Put simply, a split holiday booking is where the various arrangements are booked through more than one provider.
There is, of course, nothing wrong with using any number of providers to book one’s holiday or, indeed, simply turning up at one’s chosen destination and simply going with the flow. This article is therefore geared towards those who like to book all their arrangements in advance.
The traditional way of doing this is to use a tour operator – be they a huge, high street company or a small, specialist outfit – who would book all the flights, accommodation and any transfers, car hire etc.
Under UK law, any tour operator that wishes to provide holiday arrangements that include an international flight, is obliged to hold an ATOL licence. An ATOL license is nothing to do with being a member of a trade body (like ABTA) but is a form of financial bonding that is arranged by the UK’s Civil Aviation Authority (CAA), a government agency.
Booking a flight inclusive holiday through an ATOL bonded tour operator means that, should that company go bust before you travel, any money that you have paid over will be refunded in full. Beyond The Ordinary holds an ATOL licence with the CAA.
Notice however how I refer to a ‘flight inclusive holiday’ as this is where the issue of split holiday bookings becomes more complicated.
Many travellers now wish to book their own international flights – perhaps because they have plenty of ‘Miles’ to use up – and to then book everything else through a tour operator. That is all fine but, even if that tour operator has an ATOL licence, please note that you will not be covered if they go bust. The ATOL only covers flight inclusive holidays.
From a purely financial point of view, it always makes sense to pay either the deposit and / or balance by credit card. As long as the sum involved is over £100, the credit card company is then liable to refund you.

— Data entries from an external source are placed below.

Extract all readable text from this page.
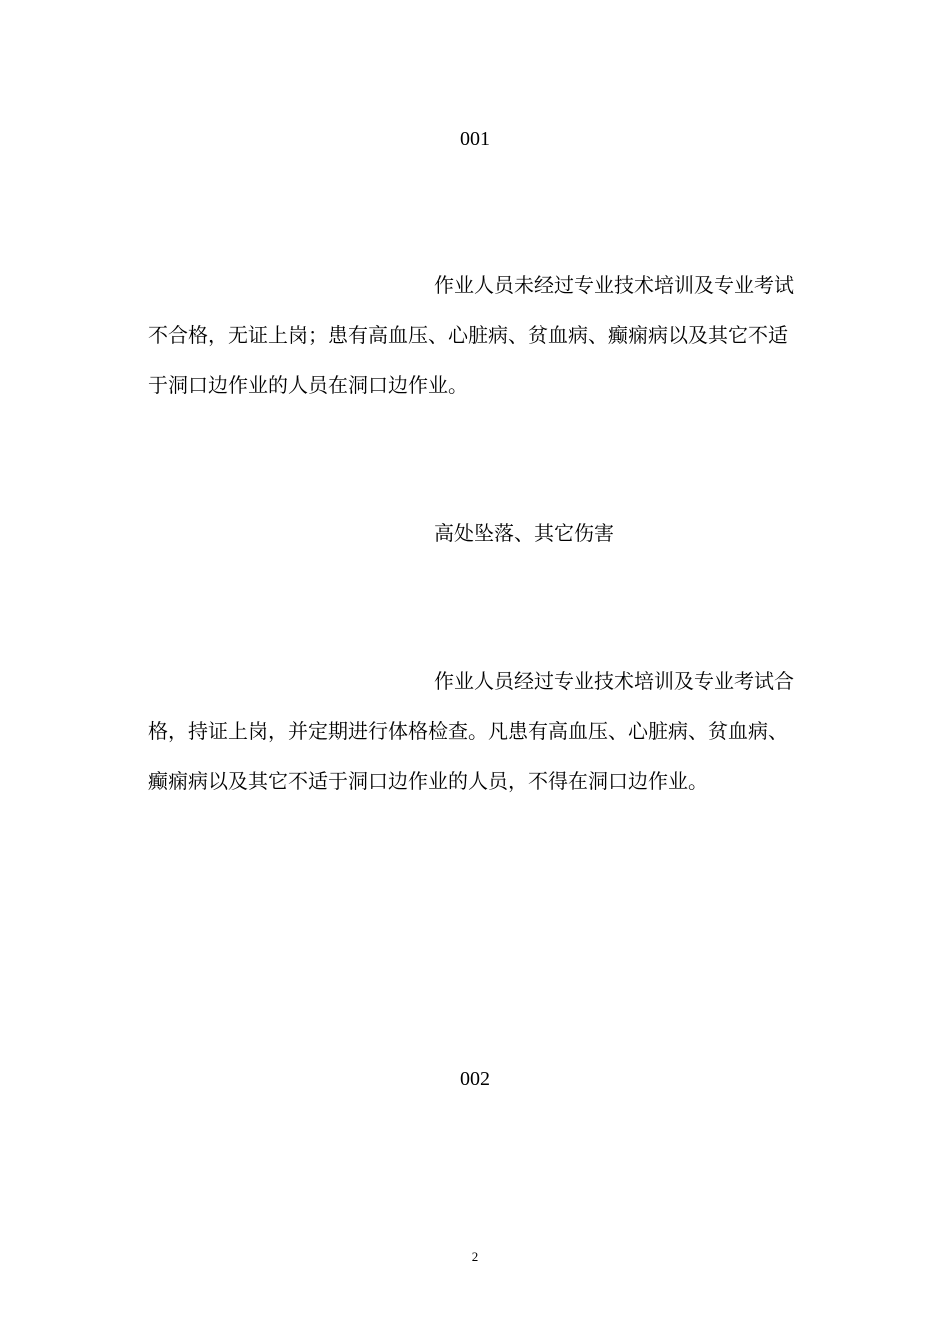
001

作业人员未经过专业技术培训及专业考试不合格，无证上岗；患有高血压、心脏病、贫血病、癫痫病以及其它不适于洞口边作业的人员在洞口边作业。

高处坠落、其它伤害

作业人员经过专业技术培训及专业考试合格，持证上岗，并定期进行体格检查。凡患有高血压、心脏病、贫血病、癫痫病以及其它不适于洞口边作业的人员，不得在洞口边作业。

002
2
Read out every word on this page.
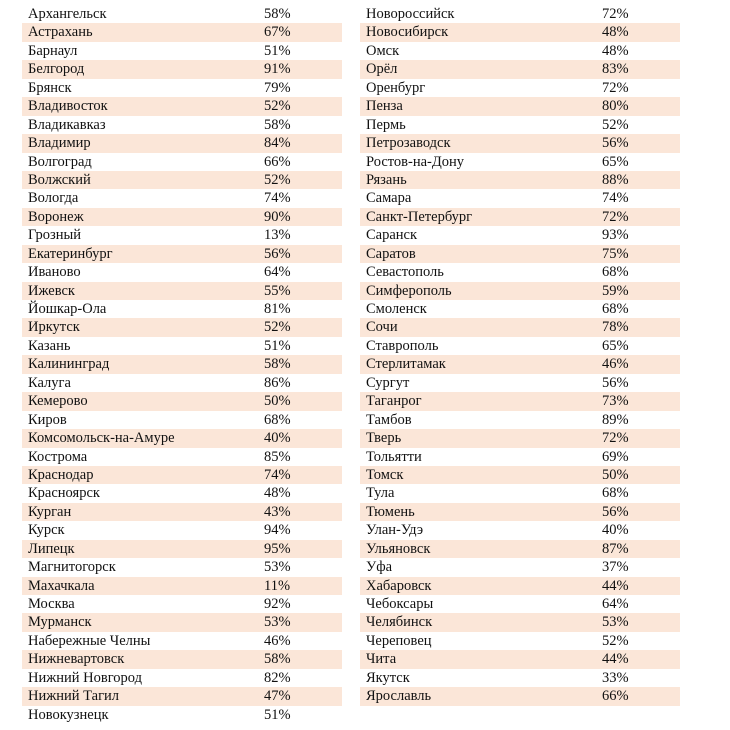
Архангельск	58%
Астрахань	67%
Барнаул	51%
Белгород	91%
Брянск	79%
Владивосток	52%
Владикавказ	58%
Владимир	84%
Волгоград	66%
Волжский	52%
Вологда	74%
Воронеж	90%
Грозный	13%
Екатеринбург	56%
Иваново	64%
Ижевск	55%
Йошкар-Ола	81%
Иркутск	52%
Казань	51%
Калининград	58%
Калуга	86%
Кемерово	50%
Киров	68%
Комсомольск-на-Амуре	40%
Кострома	85%
Краснодар	74%
Красноярск	48%
Курган	43%
Курск	94%
Липецк	95%
Магнитогорск	53%
Махачкала	11%
Москва	92%
Мурманск	53%
Набережные Челны	46%
Нижневартовск	58%
Нижний Новгород	82%
Нижний Тагил	47%
Новокузнецк	51%
Новороссийск	72%
Новосибирск	48%
Омск	48%
Орёл	83%
Оренбург	72%
Пенза	80%
Пермь	52%
Петрозаводск	56%
Ростов-на-Дону	65%
Рязань	88%
Самара	74%
Санкт-Петербург	72%
Саранск	93%
Саратов	75%
Севастополь	68%
Симферополь	59%
Смоленск	68%
Сочи	78%
Ставрополь	65%
Стерлитамак	46%
Сургут	56%
Таганрог	73%
Тамбов	89%
Тверь	72%
Тольятти	69%
Томск	50%
Тула	68%
Тюмень	56%
Улан-Удэ	40%
Ульяновск	87%
Уфа	37%
Хабаровск	44%
Чебоксары	64%
Челябинск	53%
Череповец	52%
Чита	44%
Якутск	33%
Ярославль	66%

That is fine in terms of getting back your money for the ground arrangements. What happens if you paid for the flights in cash and the tour operator goes bust at the last moment? Your flights will still be in place but you’ll have nowhere to stay. Perhaps not a massive problem if all you’ve booked is a city break to Paris – what if it’s 3 weeks touring Cuba?

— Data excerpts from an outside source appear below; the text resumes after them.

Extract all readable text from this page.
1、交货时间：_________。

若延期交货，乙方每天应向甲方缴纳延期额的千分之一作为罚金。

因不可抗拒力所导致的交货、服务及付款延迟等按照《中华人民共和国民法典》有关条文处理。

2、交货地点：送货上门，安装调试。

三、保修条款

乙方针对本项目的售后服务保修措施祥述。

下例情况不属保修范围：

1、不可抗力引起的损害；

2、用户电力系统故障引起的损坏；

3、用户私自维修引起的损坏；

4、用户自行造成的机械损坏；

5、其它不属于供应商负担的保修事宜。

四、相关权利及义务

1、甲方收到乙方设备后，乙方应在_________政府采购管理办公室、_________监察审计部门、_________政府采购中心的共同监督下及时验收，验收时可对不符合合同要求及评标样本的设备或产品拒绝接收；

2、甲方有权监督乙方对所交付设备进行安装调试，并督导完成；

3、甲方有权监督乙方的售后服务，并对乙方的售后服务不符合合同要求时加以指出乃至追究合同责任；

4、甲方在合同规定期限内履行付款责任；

Aside from the whole issue of ATOL protection, there are other practical considerations that clients should be aware of.
If, for example, you book a complete package (ie flights, accommodation etc) with a tour operator, your flight is cancelled due to snow, industrial action etc, and you are unable to travel because all other flights are full, your tour operator is obliged to refund the entire cost of the holiday.
If, however, you have booked your own flights and the same situation arises, unfortunately the tour operator is not obliged to refund any of your holiday costs. Not all travel insurance policies will cover you in such circumstances.
In addition, if one books one’s own flights separately, generally speaking these ‘flight only’ fares need to be paid for in full at the time of booking and are immediately non-refundable / non-changeable – if you change your mind or need to amend your plans, you’re stuck. In opting for a flight inclusive holiday you will generally only need to pay a deposit at the time of booking. We’re not saying that by booking a package you can make any changes you want, whenever you want, but there is generally more flexibility.